Perhaps most concerning, the researchers found that the air dryers were spreading the spores of PS533. They tested this by exposing their potty germ collections to heat—which will kill growing bacteria and germinated spores but not the spores themselves—then seeing if any spores grew. They did. The researchers then found that the hand dryers were spewing spores onto the surfaces of the bathroom.

PS533 “was almost certainly dispersed throughout bathrooms in the research areas as spores, which would easily survive desiccation in room air, as well as the elevated temperatures in hand dryer air; however, growing or stationary-phase bacteria would not be nearly so hardy as spores,” the authors note. “However, the facile dispersion of one bacterial strain throughout a research facility should probably be a concern to risk assessors and risk managers when dispersion of potentially pathogenic bacteria is considered.” In a final test, the researchers did a cursory look at some of the other bacteria the dryers were blowing around. They found that with or without a HEPA filter, the blowers stirred up potential pathogens, including Staphylococcus aureus.

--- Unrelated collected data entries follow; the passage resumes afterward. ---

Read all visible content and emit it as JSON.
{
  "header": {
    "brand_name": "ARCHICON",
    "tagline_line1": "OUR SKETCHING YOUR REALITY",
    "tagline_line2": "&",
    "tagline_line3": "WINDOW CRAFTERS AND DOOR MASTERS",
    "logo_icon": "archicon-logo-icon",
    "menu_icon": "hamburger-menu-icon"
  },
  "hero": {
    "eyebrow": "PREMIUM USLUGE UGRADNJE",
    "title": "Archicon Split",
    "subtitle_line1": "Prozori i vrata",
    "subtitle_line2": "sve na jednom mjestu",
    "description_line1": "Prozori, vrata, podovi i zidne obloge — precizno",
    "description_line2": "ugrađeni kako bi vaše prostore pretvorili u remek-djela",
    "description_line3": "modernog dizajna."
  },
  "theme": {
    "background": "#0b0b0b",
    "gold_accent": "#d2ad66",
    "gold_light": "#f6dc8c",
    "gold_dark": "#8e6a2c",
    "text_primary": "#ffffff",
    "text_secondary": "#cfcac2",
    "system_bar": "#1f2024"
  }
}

The findings should be a wake-up call to managers of research and clinical settings. The authors note that Clostridium difficile—a devastating and intractable diarrheal plague—also forms spores, and researchers have found that a flushing toilet can easily launch it into the air.

“This suggests another means of C. difficile transmission and one that may not be interrupted by either hand washing or traditional surface decontamination methods,” the authors conclude. “The role of this potential mode of C. difficile transmission is worthy of future study.”